Indonesia’s challenges need to be seen in perspective. These elections are occurring at a time when democratic political systems across the Asia Pacific are caught in the global tide of scepticism about democratic norms and institutions. Indonesia’s own neighbourhood has recently been the stage for coups, crackdowns, and crimes against humanity.

Despite worries that religious identity politics are coming to dominate Indonesian politics, when it comes time Indonesians want much the same things as voters the world over: jobs, services, and security. Jokowi’s popularity, despite the opposition’s attempts to undermine confidence in him by appealing to religious tensions, owes much to his unremitting focus on delivering tangible benefits to voters.

It’s thus reasonable to see Wednesday’s election as another milestone in a success story for both democratisation and sound economics. After the 1997–98 financial crisis laid waste to the economy, successive generations of technocrats have overseen prudent macroeconomic management and laid the fiscal groundwork for politicians to woo voters with new government programs. In Jokowi’s case this has meant bankrolling a nationwide infrastructure program and putting some flesh on what were, until recently, the bare bones of Indonesia’s social safety net.

The picture is less positive when Indonesia’s political development is benchmarked with what the country can, and should, be achieving if leadership were more principled. In this week’s lead article, Liam Gammon argues that while Jokowi still represents the best option for Indonesia on Wednesday, he’s not the risk-taker that Indonesia needs to fix the country’s corrupt and sclerotic political institutions, bureaucracy and law enforcement apparatus.

Under Jokowi, he writes, ‘institutional reform and human rights languish in the too-hard basket’. The President’s cautious approach to politics has seen him reluctant to go out on a limb for reformist initiatives, instead hoarding his political capital to spend on his signature development programs.
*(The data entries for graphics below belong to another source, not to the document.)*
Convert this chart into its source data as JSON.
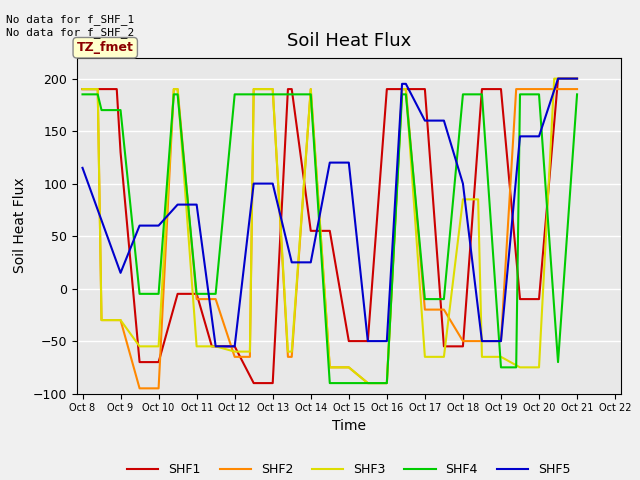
{
  "title": "Soil Heat Flux",
  "xlabel": "Time",
  "ylabel": "Soil Heat Flux",
  "annotation_text": "No data for f_SHF_1\nNo data for f_SHF_2",
  "box_label": "TZ_fmet",
  "ylim": [
    -100,
    220
  ],
  "yticks": [
    -100,
    -50,
    0,
    50,
    100,
    150,
    200
  ],
  "series": {
    "SHF1": {
      "color": "#cc0000",
      "x": [
        8.0,
        8.9,
        9.0,
        9.5,
        10.0,
        10.5,
        11.0,
        11.4,
        11.5,
        12.0,
        12.5,
        13.0,
        13.4,
        13.5,
        14.0,
        14.5,
        15.0,
        15.5,
        16.0,
        16.5,
        17.0,
        17.5,
        18.0,
        18.5,
        19.0,
        19.5,
        20.0,
        20.5,
        21.0
      ],
      "y": [
        190,
        190,
        130,
        -70,
        -70,
        -5,
        -5,
        -55,
        -55,
        -55,
        -90,
        -90,
        190,
        190,
        55,
        55,
        -50,
        -50,
        190,
        190,
        190,
        -55,
        -55,
        190,
        190,
        -10,
        -10,
        200,
        200
      ]
    },
    "SHF2": {
      "color": "#ff8800",
      "x": [
        8.0,
        8.4,
        8.5,
        9.0,
        9.5,
        10.0,
        10.4,
        10.5,
        11.0,
        11.5,
        12.0,
        12.4,
        12.5,
        13.0,
        13.4,
        13.5,
        14.0,
        14.5,
        15.0,
        15.5,
        16.0,
        16.4,
        16.5,
        17.0,
        17.5,
        18.0,
        18.5,
        19.0,
        19.4,
        19.5,
        20.0,
        20.4,
        20.5,
        21.0
      ],
      "y": [
        190,
        190,
        -30,
        -30,
        -95,
        -95,
        190,
        190,
        -10,
        -10,
        -65,
        -65,
        190,
        190,
        -65,
        -65,
        190,
        -75,
        -75,
        -90,
        -90,
        190,
        190,
        -20,
        -20,
        -50,
        -50,
        -50,
        190,
        190,
        190,
        190,
        190,
        190
      ]
    },
    "SHF3": {
      "color": "#dddd00",
      "x": [
        8.0,
        8.4,
        8.5,
        9.0,
        9.5,
        10.0,
        10.4,
        10.5,
        11.0,
        11.5,
        12.0,
        12.4,
        12.5,
        13.0,
        13.4,
        13.5,
        14.0,
        14.5,
        15.0,
        15.5,
        16.0,
        16.4,
        16.5,
        17.0,
        17.5,
        18.0,
        18.4,
        18.5,
        19.0,
        19.5,
        20.0,
        20.4,
        20.5,
        21.0
      ],
      "y": [
        190,
        190,
        -30,
        -30,
        -55,
        -55,
        190,
        190,
        -55,
        -55,
        -60,
        -60,
        190,
        190,
        -60,
        -60,
        190,
        -75,
        -75,
        -90,
        -90,
        190,
        190,
        -65,
        -65,
        85,
        85,
        -65,
        -65,
        -75,
        -75,
        200,
        200,
        200
      ]
    },
    "SHF4": {
      "color": "#00cc00",
      "x": [
        8.0,
        8.4,
        8.5,
        9.0,
        9.5,
        10.0,
        10.4,
        10.5,
        11.0,
        11.5,
        12.0,
        12.4,
        12.5,
        13.0,
        13.4,
        13.5,
        14.0,
        14.5,
        15.0,
        15.5,
        16.0,
        16.4,
        16.5,
        17.0,
        17.5,
        18.0,
        18.4,
        18.5,
        19.0,
        19.4,
        19.5,
        20.0,
        20.5,
        21.0
      ],
      "y": [
        185,
        185,
        170,
        170,
        -5,
        -5,
        185,
        185,
        -5,
        -5,
        185,
        185,
        185,
        185,
        185,
        185,
        185,
        -90,
        -90,
        -90,
        -90,
        185,
        185,
        -10,
        -10,
        185,
        185,
        185,
        -75,
        -75,
        185,
        185,
        -70,
        185
      ]
    },
    "SHF5": {
      "color": "#0000cc",
      "x": [
        8.0,
        9.0,
        9.5,
        10.0,
        10.5,
        11.0,
        11.5,
        12.0,
        12.5,
        13.0,
        13.5,
        14.0,
        14.5,
        15.0,
        15.5,
        16.0,
        16.4,
        16.5,
        17.0,
        17.5,
        18.0,
        18.5,
        19.0,
        19.5,
        20.0,
        20.5,
        21.0
      ],
      "y": [
        115,
        15,
        60,
        60,
        80,
        80,
        -55,
        -55,
        100,
        100,
        25,
        25,
        120,
        120,
        -50,
        -50,
        195,
        195,
        160,
        160,
        100,
        -50,
        -50,
        145,
        145,
        200,
        200
      ]
    }
  },
  "figsize": [
    6.4,
    4.8
  ],
  "dpi": 100,
  "plot_bg_color": "#e8e8e8",
  "fig_bg_color": "#f0f0f0",
  "xlim": [
    7.85,
    22.15
  ],
  "xtick_positions": [
    8,
    9,
    10,
    11,
    12,
    13,
    14,
    15,
    16,
    17,
    18,
    19,
    20,
    21,
    22
  ],
  "xtick_labels": [
    "Oct 8",
    "Oct 9",
    "Oct 10",
    "Oct 11",
    "Oct 12",
    "Oct 13",
    "Oct 14",
    "Oct 15",
    "Oct 16",
    "Oct 17",
    "Oct 18",
    "Oct 19",
    "Oct 20",
    "Oct 21",
    "Oct 22"
  ]
}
More concerning still is what Gammon and other observers have interpreted as the increasingly illiberal climate under Jokowi. This trend has much to do with factors out of the president’s control, but some of it is due to his own treatment of political adversaries. When forced into a political corner, Gammon writes, the government has shown that it ‘is not above resorting to hard-knuckle tactics and legal harassment to reinforce the President’s electoral position‘.

Meanwhile, Jokowi’s opponent, Prabowo, has ramped up his campaign to discredit the election commission (KPU), with allegations of vote-rigging and ‘massive, structured systematic cheating’. This is a reversion to the form of Prabowo’s last challenge to Jokowi when he also cried foul in the face of electoral defeat and tried to insinuate grounds for challenging the electoral outcome. KPU has admitted problems with the voter list and pledged to work continuously on updating it until election day. The Election Supervisory Board (Bawaslu) has backed KPU. While the election process has not been free of problems, there is no evidence of systematic fraud.
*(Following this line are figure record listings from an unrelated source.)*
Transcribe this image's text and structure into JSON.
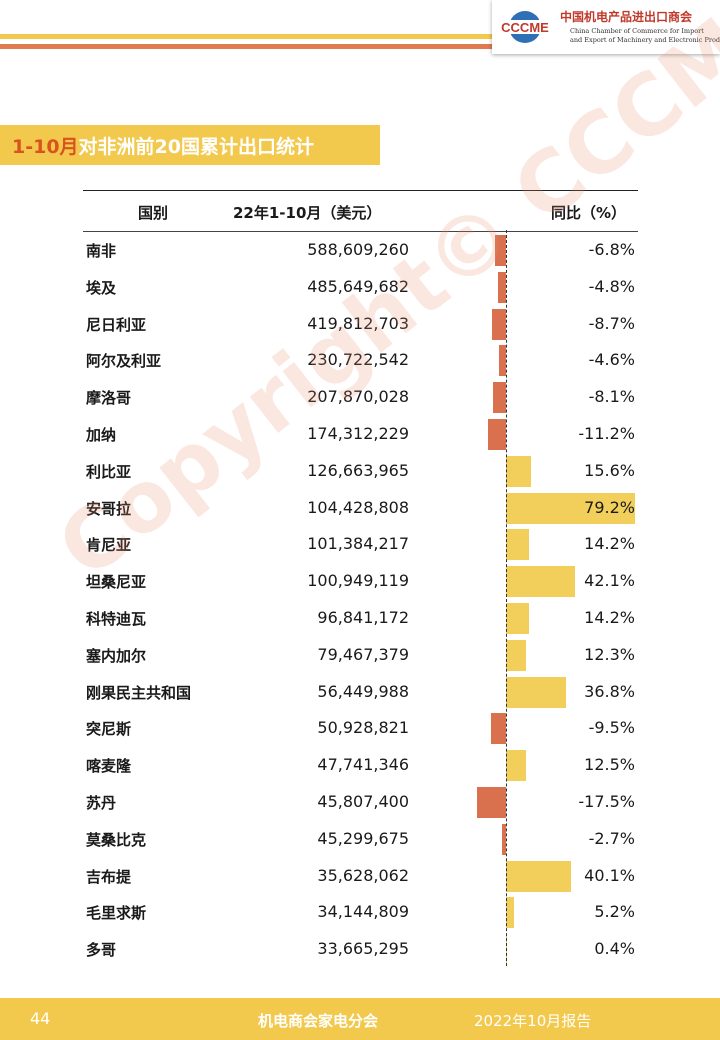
{
  "header": {
    "logo_abbr": "CCCME",
    "logo_cn": "中国机电产品进出口商会",
    "logo_en_line1": "China Chamber of Commerce for Import",
    "logo_en_line2": "and Export of Machinery and Electronic Products"
  },
  "title": {
    "accent": "1-10月",
    "rest": "对非洲前20国累计出口统计"
  },
  "table": {
    "headers": {
      "country": "国别",
      "value": "22年1-10月（美元）",
      "yoy": "同比（%）"
    },
    "rows": [
      {
        "country": "南非",
        "value": "588,609,260",
        "yoy": "-6.8%",
        "pct": -6.8
      },
      {
        "country": "埃及",
        "value": "485,649,682",
        "yoy": "-4.8%",
        "pct": -4.8
      },
      {
        "country": "尼日利亚",
        "value": "419,812,703",
        "yoy": "-8.7%",
        "pct": -8.7
      },
      {
        "country": "阿尔及利亚",
        "value": "230,722,542",
        "yoy": "-4.6%",
        "pct": -4.6
      },
      {
        "country": "摩洛哥",
        "value": "207,870,028",
        "yoy": "-8.1%",
        "pct": -8.1
      },
      {
        "country": "加纳",
        "value": "174,312,229",
        "yoy": "-11.2%",
        "pct": -11.2
      },
      {
        "country": "利比亚",
        "value": "126,663,965",
        "yoy": "15.6%",
        "pct": 15.6
      },
      {
        "country": "安哥拉",
        "value": "104,428,808",
        "yoy": "79.2%",
        "pct": 79.2
      },
      {
        "country": "肯尼亚",
        "value": "101,384,217",
        "yoy": "14.2%",
        "pct": 14.2
      },
      {
        "country": "坦桑尼亚",
        "value": "100,949,119",
        "yoy": "42.1%",
        "pct": 42.1
      },
      {
        "country": "科特迪瓦",
        "value": "96,841,172",
        "yoy": "14.2%",
        "pct": 14.2
      },
      {
        "country": "塞内加尔",
        "value": "79,467,379",
        "yoy": "12.3%",
        "pct": 12.3
      },
      {
        "country": "刚果民主共和国",
        "value": "56,449,988",
        "yoy": "36.8%",
        "pct": 36.8
      },
      {
        "country": "突尼斯",
        "value": "50,928,821",
        "yoy": "-9.5%",
        "pct": -9.5
      },
      {
        "country": "喀麦隆",
        "value": "47,741,346",
        "yoy": "12.5%",
        "pct": 12.5
      },
      {
        "country": "苏丹",
        "value": "45,807,400",
        "yoy": "-17.5%",
        "pct": -17.5
      },
      {
        "country": "莫桑比克",
        "value": "45,299,675",
        "yoy": "-2.7%",
        "pct": -2.7
      },
      {
        "country": "吉布提",
        "value": "35,628,062",
        "yoy": "40.1%",
        "pct": 40.1
      },
      {
        "country": "毛里求斯",
        "value": "34,144,809",
        "yoy": "5.2%",
        "pct": 5.2
      },
      {
        "country": "多哥",
        "value": "33,665,295",
        "yoy": "0.4%",
        "pct": 0.4
      }
    ],
    "colors": {
      "positive": "#f2cf5b",
      "negative": "#d9714f"
    }
  },
  "watermark": "Copyright© CCCME",
  "footer": {
    "page_number": "44",
    "center": "机电商会家电分会",
    "right": "2022年10月报告"
  }
}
Even his critics would acknowledge that whether Jokowi leaves office this year or at the end of a second term in 2024, he will have a good story to tell on Indonesia’s economic development. It would be a pity if the president’s more enduring legacy is erosion of the hard-won gains of Indonesian democratisation in the pursuit of political advantage. But certainly, whatever the problems, that legacy is in much safer hands with the cautious Jokowi than with the populist Prabowo.

The EAF Editorial Board is located in the Crawford School of Public Policy, College of Asia and the Pacific, The Australian National University.